Eine Differenzierung über die Rolle der Muslime in Deutschland gefährdet das konservative Weltbild

„Alle Differenzierung, die sich aus anspruchsvollen Debatten quasi automatisch ergeben, gefährdet den Konsens der neuen Rechten, die im Islam und seinen Anhängern ein notwendiges Feindbild sehen, um die eigenen Reihen zu schließen. Der positive Entwurf einer Gesellschaft, die die Rolle der Muslime anerkennt oder sogar vom Islam lernt, wird von der großen Negation gegenüber der Realität verdrängt.“

(iz). Wie begegnen die Eliten der Konservativen den Muslimen? Die Antwort ist einfach: meist gar nicht. Die Präsenz des Islam in Europa ist den Rechten ein Dorn im Auge und die grundsätzlich kritische Haltung gegen diese Religion ein wichtiger Bestandteil des eigenen Selbstverständnisses. Die Bewahrung des christlich-jüdischen Abendlandes, eine, in diesen Kreisen geläufige rhetorische Figur, negiert den geistigen und historischen Beitrag des Islam bis heute.

Die Auseinandersetzung auf Augenhöhe zwischen Muslimen und Konservativen ist eine Ausnahme. Seit Ende 2021 findet sich auf YouTube ein Beispiel, dass diese Begegnung durchaus denkbar und spannend ist. Der kanadische Psychologe Jordan Peterson veröffentlicht auf seinem Kanal ein Gespräch mit dem amerikanischen Gelehrten Scheich Hamza Yusuf. Bis heute wurde das Video mit dem ungewöhnlichen Titel „Was kann man vom Islam lernen?“ über zwei Millionen Mal abgerufen.

Peterson ist souverän genug, sich dem Phänomen zunächst einmal verstehend anzunähern. Er stellt Fragen nach der Sozialisierung des Gesprächspartners, den Gründen für seine Entscheidung die Religion zu akzeptieren und versucht herauszuarbeiten, was der Islam ist. Das Gespräch über Gott und die Welt, Sinn und Tod, bis hin zu den Gefahren einer möglichen Ideologisierung des religiösen Klientel ist ein seltenes Beispiel für eine echte Begegnung zwischen einem Konservativen und einem Muslim. Dem Publikum wird ein Ansatz angeboten, der die Bedeutung der Lebenspraxis nicht von Extremfällen, sondern vom Normalfall eines gebildeten Gläubigen ableitet.
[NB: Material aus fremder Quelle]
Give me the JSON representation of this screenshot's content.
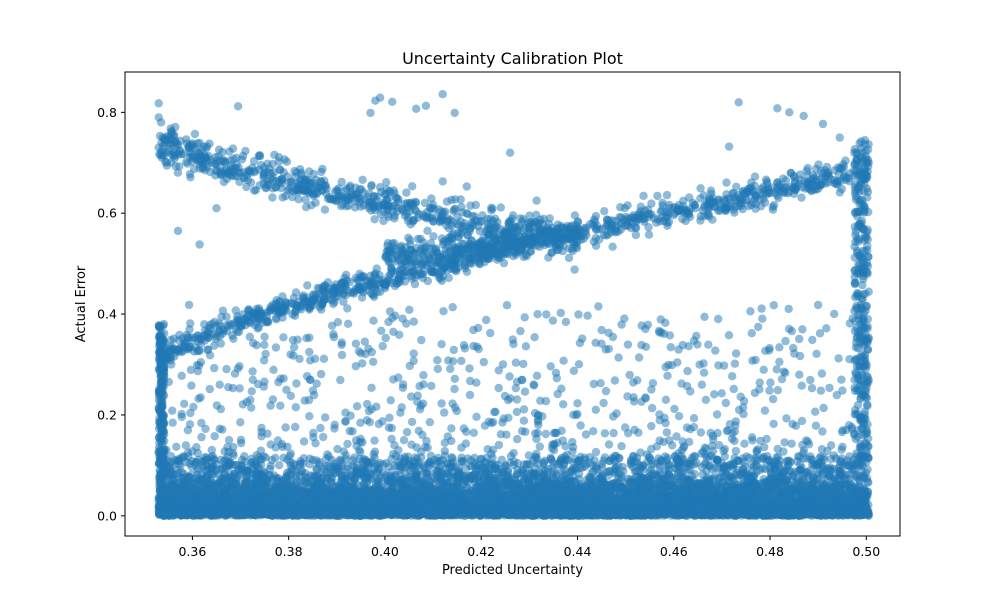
{
  "chart_data": {
    "type": "scatter",
    "title": "Uncertainty Calibration Plot",
    "xlabel": "Predicted Uncertainty",
    "ylabel": "Actual Error",
    "xlim": [
      0.346,
      0.507
    ],
    "ylim": [
      -0.04,
      0.88
    ],
    "xticks": [
      0.36,
      0.38,
      0.4,
      0.42,
      0.44,
      0.46,
      0.48,
      0.5
    ],
    "xtick_labels": [
      "0.36",
      "0.38",
      "0.40",
      "0.42",
      "0.44",
      "0.46",
      "0.48",
      "0.50"
    ],
    "yticks": [
      0.0,
      0.2,
      0.4,
      0.6,
      0.8
    ],
    "ytick_labels": [
      "0.0",
      "0.2",
      "0.4",
      "0.6",
      "0.8"
    ],
    "grid": false,
    "legend": "none",
    "marker_color": "#1f77b4",
    "marker_alpha": 0.5,
    "point_groups": [
      {
        "name": "dense-error-band",
        "x_range": [
          0.353,
          0.5005
        ],
        "y_range": [
          0.0,
          0.12
        ],
        "count": 9000
      },
      {
        "name": "scattered-mid",
        "x_range": [
          0.353,
          0.5005
        ],
        "y_range": [
          0.1,
          0.42
        ],
        "count": 800
      },
      {
        "name": "upper-descending-arc",
        "x_range": [
          0.353,
          0.44
        ],
        "y_range": [
          0.52,
          0.75
        ],
        "count": 700
      },
      {
        "name": "upper-ascending-arc",
        "x_range": [
          0.4,
          0.5005
        ],
        "y_range": [
          0.52,
          0.72
        ],
        "count": 700
      },
      {
        "name": "lower-rising-arc",
        "x_range": [
          0.353,
          0.43
        ],
        "y_range": [
          0.2,
          0.55
        ],
        "count": 600
      },
      {
        "name": "high-outliers",
        "x_range": [
          0.353,
          0.5005
        ],
        "y_range": [
          0.7,
          0.84
        ],
        "count": 40
      }
    ],
    "points": [
      {
        "x": 0.353,
        "y": 0.818
      },
      {
        "x": 0.353,
        "y": 0.79
      },
      {
        "x": 0.3535,
        "y": 0.78
      },
      {
        "x": 0.3695,
        "y": 0.812
      },
      {
        "x": 0.398,
        "y": 0.823
      },
      {
        "x": 0.399,
        "y": 0.829
      },
      {
        "x": 0.4015,
        "y": 0.821
      },
      {
        "x": 0.4065,
        "y": 0.807
      },
      {
        "x": 0.4085,
        "y": 0.813
      },
      {
        "x": 0.412,
        "y": 0.836
      },
      {
        "x": 0.4145,
        "y": 0.799
      },
      {
        "x": 0.397,
        "y": 0.799
      },
      {
        "x": 0.4735,
        "y": 0.82
      },
      {
        "x": 0.4815,
        "y": 0.808
      },
      {
        "x": 0.484,
        "y": 0.8
      },
      {
        "x": 0.487,
        "y": 0.793
      },
      {
        "x": 0.491,
        "y": 0.777
      },
      {
        "x": 0.4945,
        "y": 0.75
      },
      {
        "x": 0.426,
        "y": 0.72
      },
      {
        "x": 0.4715,
        "y": 0.732
      },
      {
        "x": 0.357,
        "y": 0.565
      },
      {
        "x": 0.3615,
        "y": 0.538
      },
      {
        "x": 0.365,
        "y": 0.61
      },
      {
        "x": 0.412,
        "y": 0.663
      },
      {
        "x": 0.417,
        "y": 0.653
      },
      {
        "x": 0.4315,
        "y": 0.625
      }
    ]
  }
}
Der letzte große Konservative in Deutschland, der sich dem Phänomen des Islam verstehend annäherte, dürfte Goethe gewesen sein. In der Bibliothek des Universalgelehrten finden sich zahlreiche Qur’anübersetzungen und einschlägige Fachliteratur. Die typische Haltung des Bewahrers zeigt sich in der Skepsis des Meisters hinsichtlich revolutionärer Bestrebungen, der Abscheu gegenüber Ideologie und der Erkenntnis, dass das griechische Narrativ langsam in seiner Wirkungsmacht aus dem europäischen Bildungskanon ausscheidet. Goethe ist Realist und versteht die wachsende Bedeutung der Finanztechnik und die sich abzeichnenden Folgen der Globalisierung. Eine Dialektik gegen den Islam hält er für die eigene Identitätsfindung in stürmischen Zeiten nicht nötig.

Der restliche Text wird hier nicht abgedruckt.